Trotz der schwierigen Lebensbedingungen im Hochgebirge passte er sich als revolutionärer junger Mann mit arabischer Identität rasch an sein neues Leben in den Bergen an. Während seines Aufenthalts dort beteiligte er sich an vielen wichtigen Arbeiten, und die Führung der Bewegung übertrug ihm zahlreiche Aufgaben. Seine Verbundenheit mit seinen Zielen und Grundsätzen spiegelte sich deutlich in seinem Leben wider. Aufgrund seiner Bindung an den Vorsitzenden und die Bewegung widmete er den ihm von der Partei übertragenen Aufgaben große Aufmerksamkeit und betrachtete seine Arbeit als zutiefst heilig. Unter seinen Genossen brachte er seine Verbundenheit und Liebe zum Vorsitzenden stets mit den Worten zum Ausdruck: „Meine Kraft und meine Liebe zum Leben schöpfe ich aus dem Vorsitzenden Apo. Drei Jahre lang habe ich vom Vorsitzenden heilige Mühen empfangen. Jetzt versuche ich, ihm diese Güte in meinem revolutionären Leben zurückzugeben.“

Genosse Kendal schenkte dem täglichen Leben und den kameradschaftlichen Beziehungen große Aufmerksamkeit. Er akzeptierte die Fehler und Mängel von niemandem und erlaubte niemandem, das Parteileben von innen oder außen zu entstellen. Für ihn war das Parteileben das Leben des Vorsitzenden und der Gefallenen; es war heilig, und niemand hatte das Recht, es anzutasten oder zu verfälschen. Obwohl er oft schwere Arbeiten übernahm, wich das Lächeln nie aus seinem Gesicht. Mit seiner Bescheidenheit, Schlichtheit und hohen Moral im Alltag gewann er die Liebe und den Respekt aller Genossen um ihn herum. Er war ein Vorbild des wegweisenden internationalistischen Kaders, der kämpft und alles opfert, um erhabene Ziele zu erreichen.

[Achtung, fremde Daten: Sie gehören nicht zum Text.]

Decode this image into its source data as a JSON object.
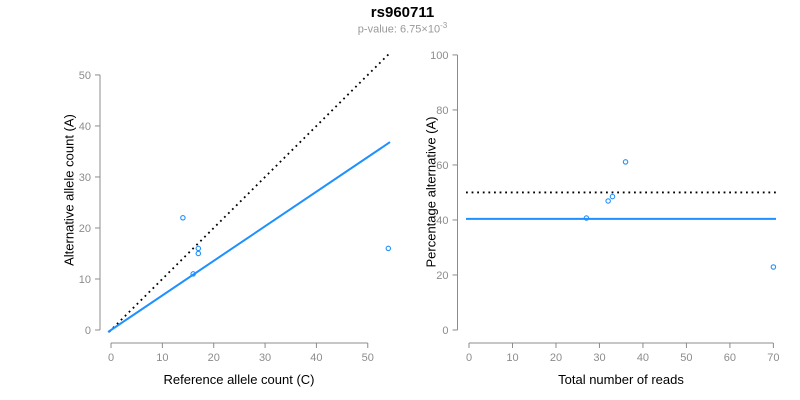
{
  "header": {
    "title": "rs960711",
    "pvalue_text": "p-value: 6.75×10",
    "pvalue_exponent": "-3"
  },
  "colors": {
    "accent_blue": "#1E90FF",
    "dotted_line": "#000000",
    "axis": "#8c8c8c",
    "tick_label": "#8c8c8c",
    "axis_title": "#000000",
    "title": "#000000",
    "subtitle": "#999999",
    "background": "#ffffff"
  },
  "chart_data": [
    {
      "type": "scatter",
      "panel": "left",
      "xlabel": "Reference allele count (C)",
      "ylabel": "Alternative allele count (A)",
      "xlim": [
        -2.34,
        54.33
      ],
      "ylim": [
        -0.39,
        54.3
      ],
      "xticks": [
        0,
        10,
        20,
        30,
        40,
        50
      ],
      "yticks": [
        0,
        10,
        20,
        30,
        40,
        50
      ],
      "points": [
        [
          14,
          22
        ],
        [
          17,
          16
        ],
        [
          17,
          15
        ],
        [
          16,
          11
        ],
        [
          54,
          16
        ]
      ],
      "lines": [
        {
          "name": "identity-line",
          "slope": 1,
          "intercept": 0,
          "style": "dotted",
          "color": "#000000"
        },
        {
          "name": "fit-line",
          "slope": 0.678,
          "intercept": 0,
          "style": "solid",
          "color": "#1E90FF"
        }
      ],
      "point_shape": "open-circle",
      "grid": false
    },
    {
      "type": "scatter",
      "panel": "right",
      "xlabel": "Total number of reads",
      "ylabel": "Percentage alternative (A)",
      "xlim": [
        -0.69,
        70.6
      ],
      "ylim": [
        -0.73,
        100.7
      ],
      "xticks": [
        0,
        10,
        20,
        30,
        40,
        50,
        60,
        70
      ],
      "yticks": [
        0,
        20,
        40,
        60,
        80,
        100
      ],
      "points": [
        [
          36,
          61.1
        ],
        [
          33,
          48.5
        ],
        [
          32,
          46.9
        ],
        [
          27,
          40.7
        ],
        [
          70,
          22.9
        ]
      ],
      "lines": [
        {
          "name": "expected-50pct-line",
          "slope": 0,
          "intercept": 50,
          "style": "dotted",
          "color": "#000000"
        },
        {
          "name": "fit-line",
          "slope": 0,
          "intercept": 40.4,
          "style": "solid",
          "color": "#1E90FF"
        }
      ],
      "point_shape": "open-circle",
      "grid": false
    }
  ]
}
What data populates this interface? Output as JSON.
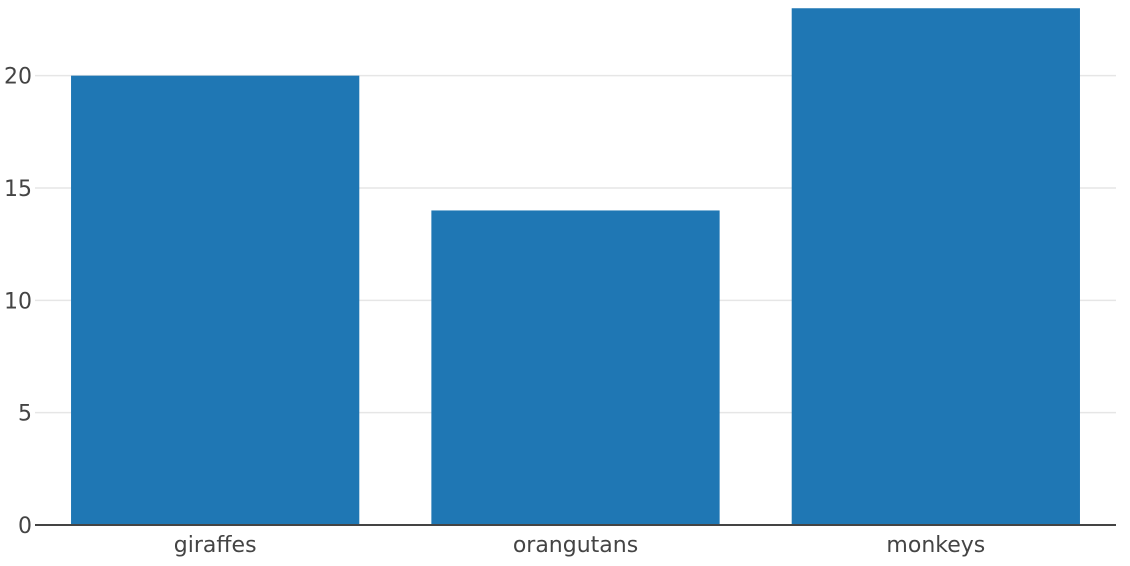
{
  "chart_data": {
    "type": "bar",
    "title": "",
    "xlabel": "",
    "ylabel": "",
    "categories": [
      "giraffes",
      "orangutans",
      "monkeys"
    ],
    "values": [
      20,
      14,
      23
    ],
    "ylim": [
      0,
      23.1
    ],
    "yticks": [
      0,
      5,
      10,
      15,
      20
    ],
    "grid": true,
    "legend": "none",
    "bar_color": "#1f77b4"
  }
}
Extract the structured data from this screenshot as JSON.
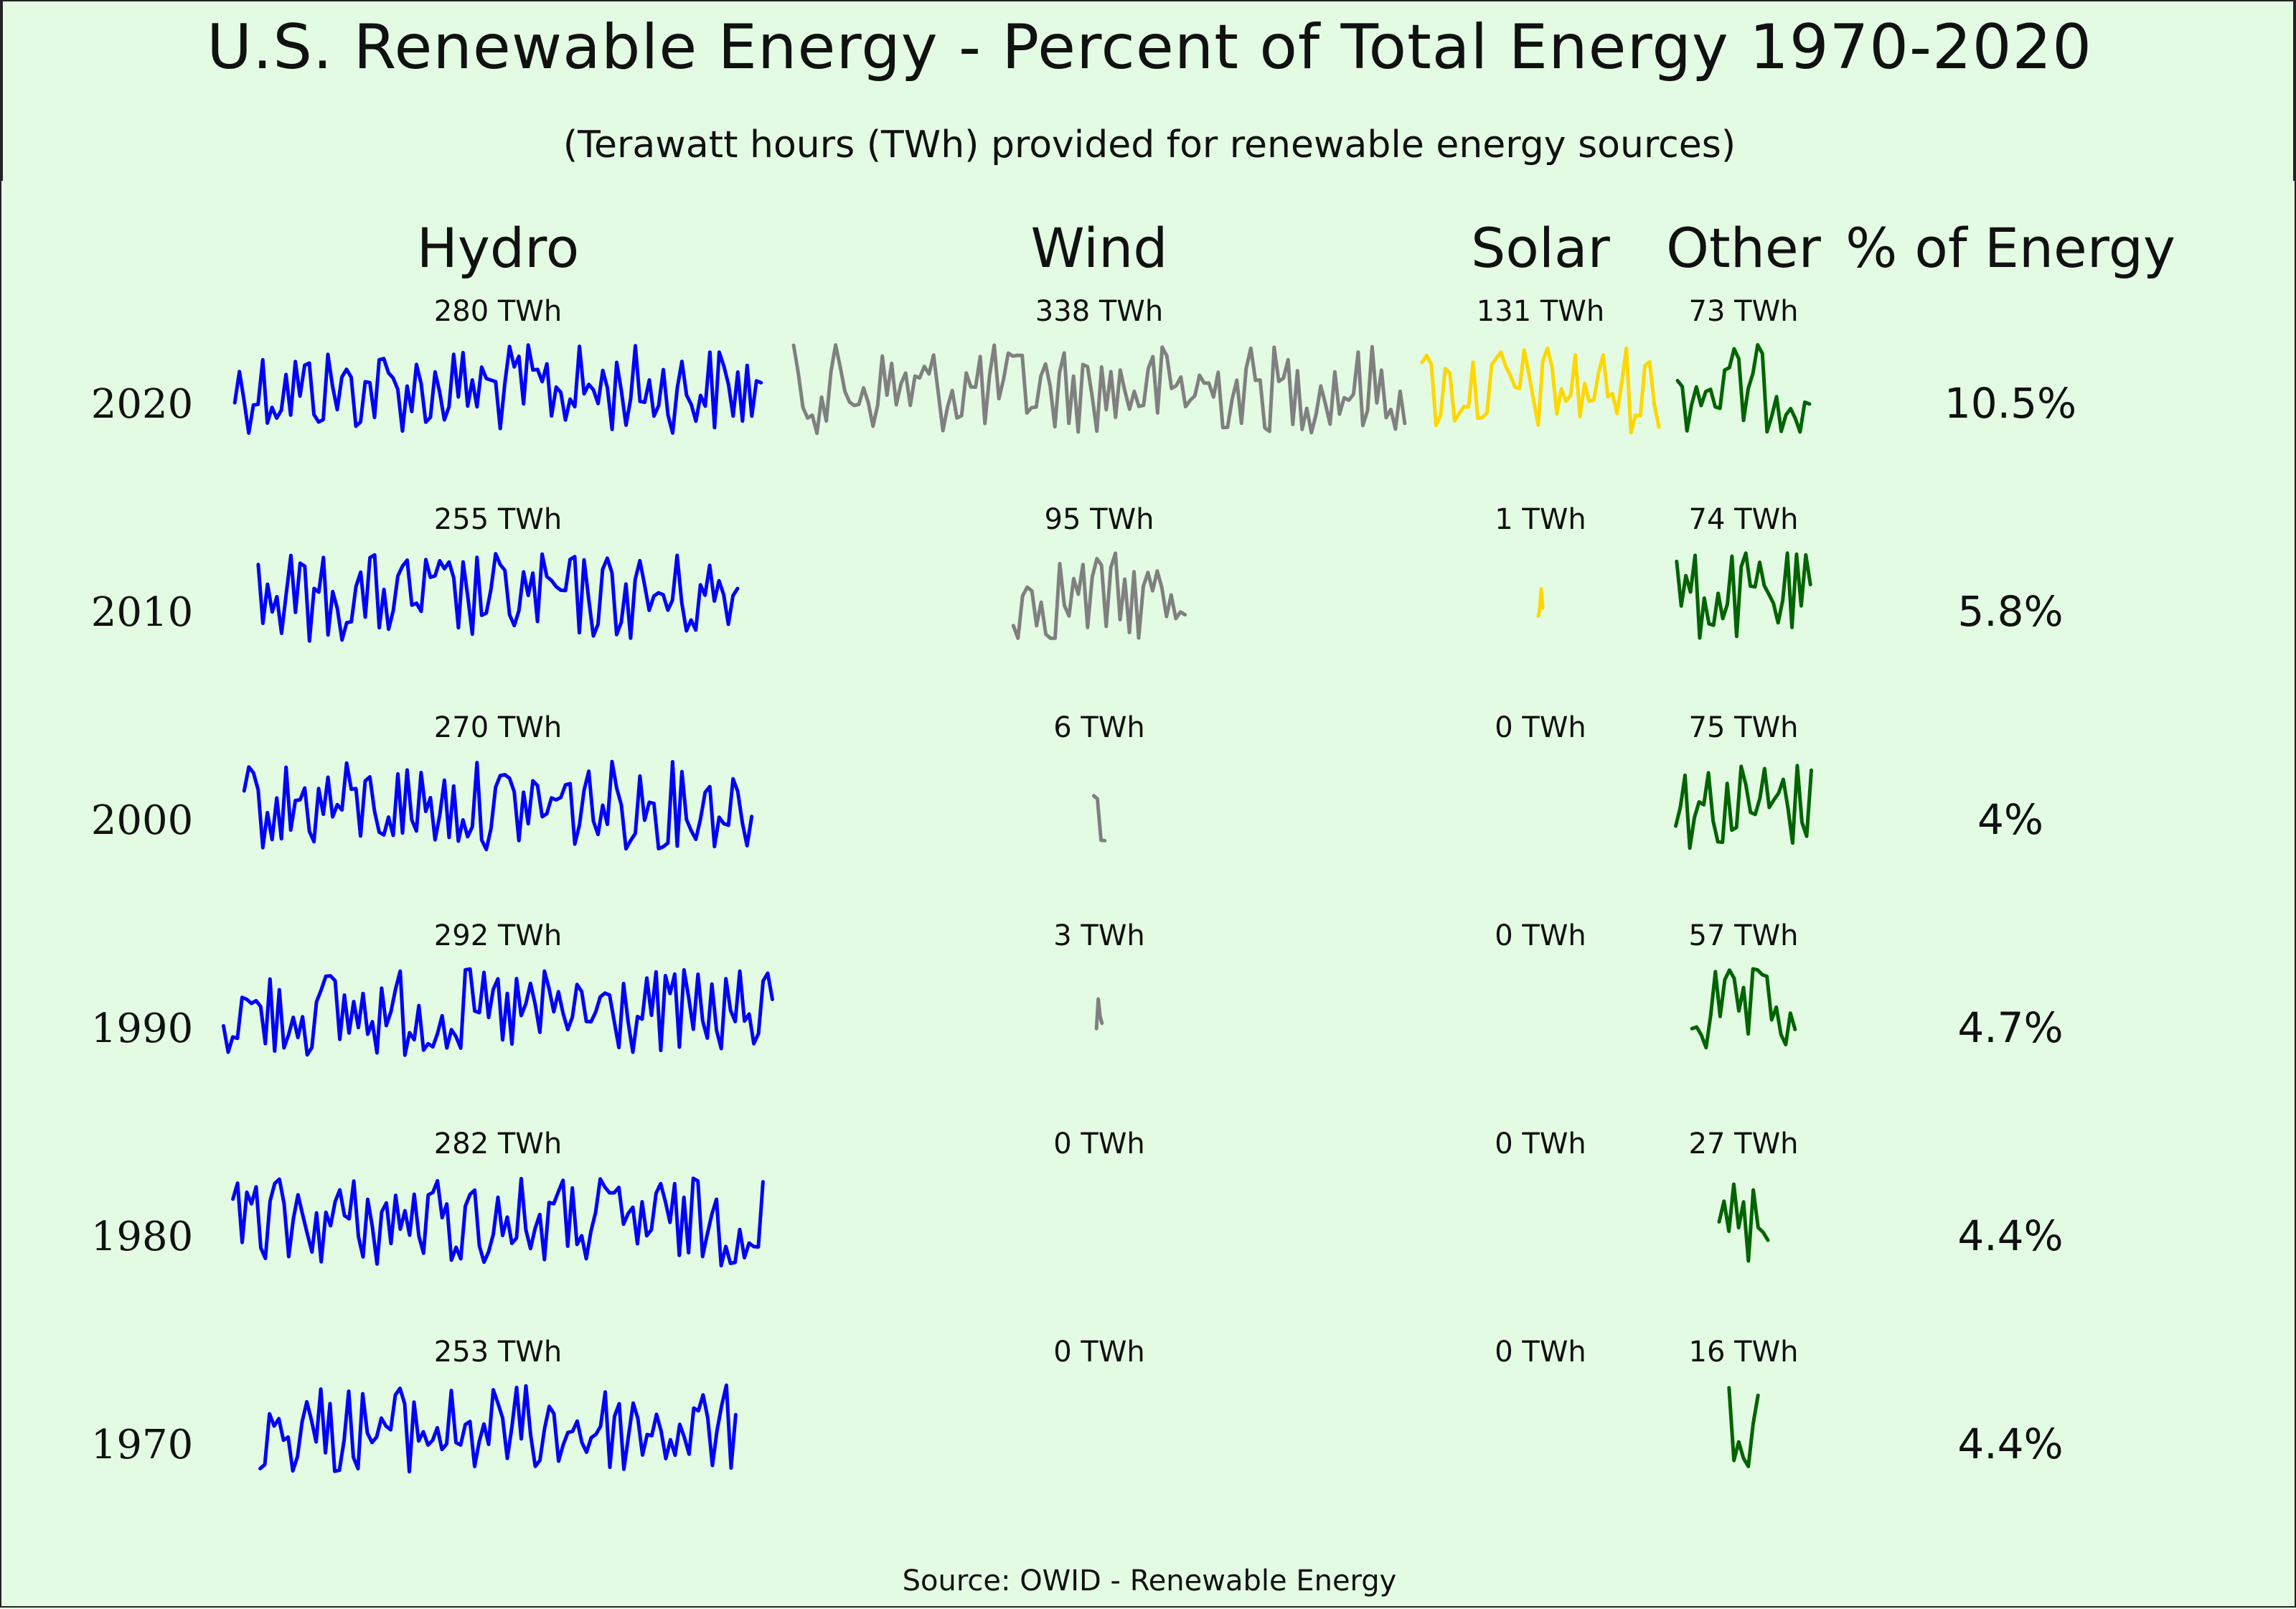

Nach einem Weg voller Kampf und unablässigen Widerstands wurde am 16. Dezember 2007, während er seine revolutionären Aufgaben in den Gebieten der legitimen Verteidigung erfüllte, das Gebiet Kortek im Qandil-Gebirge von Flugzeugen des türkischen Besatzungsstaates angegriffen. Infolge dieses Angriffs fiel Genosse Kendal Arab gemeinsam mit vier weiteren Genossen, und sie reihten sich in die Karawane der Gefallenen ein.

Während seines gesamten Kampfweges als wegweisender Kader war er unter seinen Genossen das höchste Beispiel revolutionärer Persönlichkeit. Er glaubte an die Brüderlichkeit und das gemeinsame Schicksal der Völker des Nahen Ostens. Er verfolgte niemals ein persönliches Ziel oder den Wunsch nach Ämtern oder etwas Ähnlichem, sondern kämpfte mit allem, was er besaß, für das höchste Ziel: die Freiheit und Brüderlichkeit aller Völker. Mit seinem Märtyrertod hinterließ er den kommenden Generationen ein großes revolutionäres Erbe.